I have asked these same questions of many active equity managers and received similar responses each time. The implication, of course, is that these managers are drowning the superior performance potential of their best ideas in a sea of bad ones.

Why would they hobble their returns in this way? After all, no expert chef would serve up their signature dish with generic supermarket bread. Why do skilled stock pickers make such errors when constructing portfolios, and what can we do about it?

Are professional managers skilled stock pickers?

The consensus is “no,” they are not. On average, active equity funds fail to meet their benchmarks, which suggests that investors should avoid them in favor of low-cost index funds.

But what if managers like Naomi stuck to their 10 to 20 preferred stocks? Would their portfolios do better? Studies confirm that they would. In the most compelling of these, “Best Ideas,” Miguel Anton, Randolph B. Cohen, and Christopher Polk find that the performance of the top 10 stocks held by active equity mutual funds, as measured by portfolio weights relative to index weights, significantly exceeded their benchmarks. As the relative weights decline, however, performance faded and at some point, probably around the 20th stock, fell below the benchmark.

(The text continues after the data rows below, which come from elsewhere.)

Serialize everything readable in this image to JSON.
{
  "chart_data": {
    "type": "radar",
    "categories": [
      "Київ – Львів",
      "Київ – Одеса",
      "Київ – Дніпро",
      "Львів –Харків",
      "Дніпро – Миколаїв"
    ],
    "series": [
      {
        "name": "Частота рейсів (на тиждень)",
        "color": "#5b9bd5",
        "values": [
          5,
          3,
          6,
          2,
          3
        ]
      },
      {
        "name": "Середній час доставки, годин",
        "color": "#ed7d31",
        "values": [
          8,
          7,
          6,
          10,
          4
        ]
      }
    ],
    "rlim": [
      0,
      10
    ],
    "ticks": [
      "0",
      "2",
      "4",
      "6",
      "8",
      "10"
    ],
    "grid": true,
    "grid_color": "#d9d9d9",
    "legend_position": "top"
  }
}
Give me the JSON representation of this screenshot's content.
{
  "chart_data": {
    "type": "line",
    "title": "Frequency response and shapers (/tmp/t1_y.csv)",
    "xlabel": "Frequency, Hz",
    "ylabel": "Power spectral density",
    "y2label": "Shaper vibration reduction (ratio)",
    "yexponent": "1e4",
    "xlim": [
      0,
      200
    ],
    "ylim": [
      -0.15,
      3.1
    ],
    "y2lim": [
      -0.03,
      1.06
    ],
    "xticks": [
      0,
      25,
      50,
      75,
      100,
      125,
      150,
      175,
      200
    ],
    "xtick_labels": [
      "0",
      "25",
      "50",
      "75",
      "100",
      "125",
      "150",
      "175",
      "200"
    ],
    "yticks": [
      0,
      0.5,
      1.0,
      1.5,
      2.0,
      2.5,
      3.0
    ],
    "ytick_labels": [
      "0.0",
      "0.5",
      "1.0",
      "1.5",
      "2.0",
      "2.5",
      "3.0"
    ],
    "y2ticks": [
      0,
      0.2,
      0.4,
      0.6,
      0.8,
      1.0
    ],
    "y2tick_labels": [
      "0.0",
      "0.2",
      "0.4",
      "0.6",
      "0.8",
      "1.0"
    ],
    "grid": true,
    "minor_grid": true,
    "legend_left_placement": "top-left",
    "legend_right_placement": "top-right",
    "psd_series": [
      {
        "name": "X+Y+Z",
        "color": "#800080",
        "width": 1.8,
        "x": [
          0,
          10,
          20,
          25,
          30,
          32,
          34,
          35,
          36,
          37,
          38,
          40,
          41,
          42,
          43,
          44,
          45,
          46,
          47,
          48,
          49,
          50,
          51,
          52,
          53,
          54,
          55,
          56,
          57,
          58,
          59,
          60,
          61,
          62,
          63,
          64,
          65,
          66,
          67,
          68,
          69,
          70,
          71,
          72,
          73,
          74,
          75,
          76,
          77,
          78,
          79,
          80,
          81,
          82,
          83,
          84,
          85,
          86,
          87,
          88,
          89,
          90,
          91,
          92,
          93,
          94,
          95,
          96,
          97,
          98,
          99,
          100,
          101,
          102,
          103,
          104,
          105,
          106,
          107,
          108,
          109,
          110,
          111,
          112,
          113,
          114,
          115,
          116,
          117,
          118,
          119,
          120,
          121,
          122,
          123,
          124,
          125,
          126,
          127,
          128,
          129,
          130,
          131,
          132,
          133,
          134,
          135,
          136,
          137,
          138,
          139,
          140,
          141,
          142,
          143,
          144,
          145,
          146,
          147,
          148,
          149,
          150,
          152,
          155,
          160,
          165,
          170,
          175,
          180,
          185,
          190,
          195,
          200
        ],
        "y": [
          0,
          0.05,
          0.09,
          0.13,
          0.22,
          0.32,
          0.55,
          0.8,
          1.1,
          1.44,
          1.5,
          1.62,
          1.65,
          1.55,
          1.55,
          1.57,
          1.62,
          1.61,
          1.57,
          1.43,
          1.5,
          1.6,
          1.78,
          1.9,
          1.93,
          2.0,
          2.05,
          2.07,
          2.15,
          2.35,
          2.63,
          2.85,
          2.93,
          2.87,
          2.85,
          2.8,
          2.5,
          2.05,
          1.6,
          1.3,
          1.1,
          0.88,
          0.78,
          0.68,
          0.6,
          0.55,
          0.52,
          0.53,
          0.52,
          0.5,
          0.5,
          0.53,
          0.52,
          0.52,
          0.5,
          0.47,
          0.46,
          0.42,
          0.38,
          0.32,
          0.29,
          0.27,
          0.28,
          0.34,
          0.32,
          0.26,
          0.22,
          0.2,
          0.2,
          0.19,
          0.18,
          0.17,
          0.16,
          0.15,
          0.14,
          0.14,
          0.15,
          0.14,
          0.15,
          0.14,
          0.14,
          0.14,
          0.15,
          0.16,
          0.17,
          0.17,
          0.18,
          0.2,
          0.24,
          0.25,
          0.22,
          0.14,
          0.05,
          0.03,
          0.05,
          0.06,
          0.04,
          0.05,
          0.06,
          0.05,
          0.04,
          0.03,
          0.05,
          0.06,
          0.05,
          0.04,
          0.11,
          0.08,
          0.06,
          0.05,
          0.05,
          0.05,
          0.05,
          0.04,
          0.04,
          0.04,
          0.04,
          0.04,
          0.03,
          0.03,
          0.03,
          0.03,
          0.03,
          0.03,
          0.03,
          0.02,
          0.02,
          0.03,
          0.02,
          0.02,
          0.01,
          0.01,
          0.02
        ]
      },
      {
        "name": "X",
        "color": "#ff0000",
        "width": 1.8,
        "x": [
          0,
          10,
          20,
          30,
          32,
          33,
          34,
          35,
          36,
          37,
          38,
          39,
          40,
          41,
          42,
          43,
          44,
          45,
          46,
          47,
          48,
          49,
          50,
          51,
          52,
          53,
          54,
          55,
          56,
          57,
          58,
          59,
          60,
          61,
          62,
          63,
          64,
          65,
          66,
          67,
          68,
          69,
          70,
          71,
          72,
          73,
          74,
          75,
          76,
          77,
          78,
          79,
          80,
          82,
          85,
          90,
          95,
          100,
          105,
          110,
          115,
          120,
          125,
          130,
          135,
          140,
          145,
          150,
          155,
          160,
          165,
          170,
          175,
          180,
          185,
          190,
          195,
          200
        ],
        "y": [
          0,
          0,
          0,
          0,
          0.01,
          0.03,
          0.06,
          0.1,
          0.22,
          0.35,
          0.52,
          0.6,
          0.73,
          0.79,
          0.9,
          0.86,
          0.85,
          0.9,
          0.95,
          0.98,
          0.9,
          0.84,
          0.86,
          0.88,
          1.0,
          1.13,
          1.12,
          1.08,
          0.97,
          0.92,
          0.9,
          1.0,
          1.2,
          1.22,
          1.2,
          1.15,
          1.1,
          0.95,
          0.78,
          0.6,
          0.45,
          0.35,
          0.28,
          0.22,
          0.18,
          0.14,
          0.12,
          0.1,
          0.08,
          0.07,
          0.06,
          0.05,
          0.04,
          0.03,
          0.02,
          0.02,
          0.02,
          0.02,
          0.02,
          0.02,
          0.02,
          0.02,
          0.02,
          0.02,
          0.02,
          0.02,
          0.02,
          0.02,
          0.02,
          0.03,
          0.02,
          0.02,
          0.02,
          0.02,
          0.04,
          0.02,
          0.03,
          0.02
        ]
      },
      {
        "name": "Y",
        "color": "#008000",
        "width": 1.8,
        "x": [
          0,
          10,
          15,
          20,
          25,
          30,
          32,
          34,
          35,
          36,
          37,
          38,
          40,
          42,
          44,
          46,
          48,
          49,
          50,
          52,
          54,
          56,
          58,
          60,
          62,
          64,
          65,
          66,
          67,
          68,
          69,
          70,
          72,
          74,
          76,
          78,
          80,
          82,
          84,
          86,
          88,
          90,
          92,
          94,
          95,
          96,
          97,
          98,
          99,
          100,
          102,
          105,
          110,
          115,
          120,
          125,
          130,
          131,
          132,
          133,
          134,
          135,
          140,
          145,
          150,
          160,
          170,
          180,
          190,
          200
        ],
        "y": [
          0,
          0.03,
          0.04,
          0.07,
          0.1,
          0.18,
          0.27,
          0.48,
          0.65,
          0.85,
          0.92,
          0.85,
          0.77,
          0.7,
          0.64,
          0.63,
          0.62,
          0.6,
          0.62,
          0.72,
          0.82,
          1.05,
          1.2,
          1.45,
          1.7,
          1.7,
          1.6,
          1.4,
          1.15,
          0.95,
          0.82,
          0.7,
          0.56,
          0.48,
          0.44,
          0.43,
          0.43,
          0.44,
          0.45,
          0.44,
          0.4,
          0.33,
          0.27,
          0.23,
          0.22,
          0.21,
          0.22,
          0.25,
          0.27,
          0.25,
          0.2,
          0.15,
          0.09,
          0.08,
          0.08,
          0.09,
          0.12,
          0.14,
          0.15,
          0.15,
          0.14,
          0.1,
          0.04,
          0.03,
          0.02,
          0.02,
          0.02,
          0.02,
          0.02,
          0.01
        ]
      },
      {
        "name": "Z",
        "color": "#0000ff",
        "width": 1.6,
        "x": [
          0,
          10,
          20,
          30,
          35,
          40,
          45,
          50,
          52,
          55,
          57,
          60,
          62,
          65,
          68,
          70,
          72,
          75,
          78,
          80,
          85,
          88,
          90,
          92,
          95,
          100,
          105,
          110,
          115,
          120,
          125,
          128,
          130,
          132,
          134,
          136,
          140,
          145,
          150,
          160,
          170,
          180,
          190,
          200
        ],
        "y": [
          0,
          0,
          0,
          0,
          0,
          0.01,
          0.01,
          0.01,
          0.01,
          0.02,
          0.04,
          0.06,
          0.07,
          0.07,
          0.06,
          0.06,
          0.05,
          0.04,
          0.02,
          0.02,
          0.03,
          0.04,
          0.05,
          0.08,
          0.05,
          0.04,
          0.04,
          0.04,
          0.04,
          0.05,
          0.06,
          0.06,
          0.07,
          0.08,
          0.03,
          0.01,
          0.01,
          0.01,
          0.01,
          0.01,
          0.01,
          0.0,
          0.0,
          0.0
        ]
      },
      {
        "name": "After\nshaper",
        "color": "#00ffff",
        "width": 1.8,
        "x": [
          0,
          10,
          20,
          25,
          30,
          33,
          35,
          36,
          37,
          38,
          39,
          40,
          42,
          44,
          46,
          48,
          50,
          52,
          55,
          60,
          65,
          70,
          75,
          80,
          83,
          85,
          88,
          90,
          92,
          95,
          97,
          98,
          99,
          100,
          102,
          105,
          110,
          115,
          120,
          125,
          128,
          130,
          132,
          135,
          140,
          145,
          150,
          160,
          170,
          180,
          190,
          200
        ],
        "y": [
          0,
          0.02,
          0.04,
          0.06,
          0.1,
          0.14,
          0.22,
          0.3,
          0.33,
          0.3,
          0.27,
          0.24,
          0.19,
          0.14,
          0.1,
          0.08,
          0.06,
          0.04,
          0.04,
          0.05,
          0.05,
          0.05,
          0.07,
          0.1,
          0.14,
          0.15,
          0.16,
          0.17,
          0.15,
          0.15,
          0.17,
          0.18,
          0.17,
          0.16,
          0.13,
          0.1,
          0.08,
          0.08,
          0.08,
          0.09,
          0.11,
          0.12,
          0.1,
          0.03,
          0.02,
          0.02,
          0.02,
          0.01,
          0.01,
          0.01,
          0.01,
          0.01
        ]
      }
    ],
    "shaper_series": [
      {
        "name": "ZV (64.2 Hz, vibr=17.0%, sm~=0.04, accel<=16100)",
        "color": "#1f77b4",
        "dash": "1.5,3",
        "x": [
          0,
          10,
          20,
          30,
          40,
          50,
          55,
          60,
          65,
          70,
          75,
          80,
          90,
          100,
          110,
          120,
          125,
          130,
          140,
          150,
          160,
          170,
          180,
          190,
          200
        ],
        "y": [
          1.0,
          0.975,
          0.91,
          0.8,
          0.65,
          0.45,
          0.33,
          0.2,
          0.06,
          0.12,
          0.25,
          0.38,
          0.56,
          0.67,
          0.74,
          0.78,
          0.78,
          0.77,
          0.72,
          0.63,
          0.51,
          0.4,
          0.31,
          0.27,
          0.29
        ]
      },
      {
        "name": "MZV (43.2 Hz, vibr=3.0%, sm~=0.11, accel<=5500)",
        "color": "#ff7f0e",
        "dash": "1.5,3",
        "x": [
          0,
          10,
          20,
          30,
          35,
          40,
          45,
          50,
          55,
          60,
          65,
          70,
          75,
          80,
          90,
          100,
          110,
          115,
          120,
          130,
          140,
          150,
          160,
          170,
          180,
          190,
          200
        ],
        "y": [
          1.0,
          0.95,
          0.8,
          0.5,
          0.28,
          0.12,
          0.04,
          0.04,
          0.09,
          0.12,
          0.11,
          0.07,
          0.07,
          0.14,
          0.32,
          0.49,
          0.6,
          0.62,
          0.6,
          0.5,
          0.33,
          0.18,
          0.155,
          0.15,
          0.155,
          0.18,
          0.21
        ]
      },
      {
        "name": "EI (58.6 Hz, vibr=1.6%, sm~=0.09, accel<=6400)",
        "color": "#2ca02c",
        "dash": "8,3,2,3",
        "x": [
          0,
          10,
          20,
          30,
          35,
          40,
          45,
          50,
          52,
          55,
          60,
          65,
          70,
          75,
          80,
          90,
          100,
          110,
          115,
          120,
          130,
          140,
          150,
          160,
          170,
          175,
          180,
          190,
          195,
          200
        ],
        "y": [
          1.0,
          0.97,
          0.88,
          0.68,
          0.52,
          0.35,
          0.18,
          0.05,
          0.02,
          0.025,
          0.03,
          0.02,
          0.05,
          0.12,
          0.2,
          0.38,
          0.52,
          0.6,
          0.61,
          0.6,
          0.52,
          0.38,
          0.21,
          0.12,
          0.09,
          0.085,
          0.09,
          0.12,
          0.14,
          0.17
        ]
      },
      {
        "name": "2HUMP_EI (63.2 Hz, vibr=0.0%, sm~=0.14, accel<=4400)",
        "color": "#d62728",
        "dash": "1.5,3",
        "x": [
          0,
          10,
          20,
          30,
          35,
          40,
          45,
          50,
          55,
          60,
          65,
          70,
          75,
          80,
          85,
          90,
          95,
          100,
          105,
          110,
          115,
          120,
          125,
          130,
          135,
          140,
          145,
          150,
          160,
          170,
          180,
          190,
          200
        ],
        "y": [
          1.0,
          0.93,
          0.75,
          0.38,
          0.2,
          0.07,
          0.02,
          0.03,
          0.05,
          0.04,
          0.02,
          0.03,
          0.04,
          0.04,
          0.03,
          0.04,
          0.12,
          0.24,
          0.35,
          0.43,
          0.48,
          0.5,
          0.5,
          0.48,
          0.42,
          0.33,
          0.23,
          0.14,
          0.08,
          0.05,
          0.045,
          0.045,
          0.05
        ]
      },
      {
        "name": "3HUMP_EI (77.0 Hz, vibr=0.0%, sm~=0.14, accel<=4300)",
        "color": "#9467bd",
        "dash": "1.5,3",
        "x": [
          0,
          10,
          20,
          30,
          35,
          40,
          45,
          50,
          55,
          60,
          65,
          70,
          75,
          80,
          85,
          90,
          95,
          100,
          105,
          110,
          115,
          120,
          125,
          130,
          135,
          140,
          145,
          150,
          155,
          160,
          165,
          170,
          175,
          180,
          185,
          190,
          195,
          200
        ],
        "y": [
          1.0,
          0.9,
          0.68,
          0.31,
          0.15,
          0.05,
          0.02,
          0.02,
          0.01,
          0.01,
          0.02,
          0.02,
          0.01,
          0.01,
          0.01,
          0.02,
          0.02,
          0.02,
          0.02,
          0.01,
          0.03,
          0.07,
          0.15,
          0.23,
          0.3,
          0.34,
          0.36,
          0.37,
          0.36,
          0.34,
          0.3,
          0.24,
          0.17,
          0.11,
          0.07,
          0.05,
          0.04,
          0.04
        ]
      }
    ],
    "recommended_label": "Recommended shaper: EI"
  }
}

Professional managers are superior stock pickers – if they stick with their 10 to 20 best ideas. But most mutual fund portfolios hold many more bad ideas than best-idea stocks.

Collective stock-picking skill

Applying a variation of the “best ideas” relative-weight methodology, my firm, AthenaInvest, rates stocks by the fraction held by the best active equity funds. We define the best funds as those that pursue a narrowly defined strategy and take high-conviction positions; we update our objective fund and stock ratings based on monthly data. The best and worst idea stocks are, respectively, those most and least held by the best U.S. active equity funds. We derive each stock’s rating from the collective stock-picking skill of active equity funds with distinct strategies.

The following chart presents the annual net returns of best and bad idea stocks from 2013 to 2022 as distilled from more than 400,000 stock-month observations. The two best ideas category stocks eclipsed their benchmarks by 200 and 59 basis points (bps), respectively, as measured by the average stock return net of the equally weighted S&P 500. The bad idea stocks, by contrast, underperformed. (These results would have been even more dramatic had we excluded large-cap stocks, since stock-picking skill decreases as market cap increases (the smallest market-cap quintile best idea returns far outpaced those of the large-cap top quintile best ideas).

Bast Idea and Bad Idea Stocks Annual Net Returns, 2013 to 2022

Performance declined as the best funds held less and less of a stock. Those held by fewer than five best idea funds – the rightmost category – returned -646 bps.

The designations reflect AthenaInvest’s roughly normal distribution rating system. The two best idea categories comprise 24% of the market value held by funds, while the bad ideas account for 76% and so outnumber good ones by more than 3 to 1.

The market value-weighted average annual return of all stocks held by funds was -53 bps before fees. Yet had the funds invested only in best ideas, they would have exceeded their benchmark. By diversifying beyond their best ideas, stock pickers sacrificed performance to build bad-idea funds and became, in effect, closet indexers.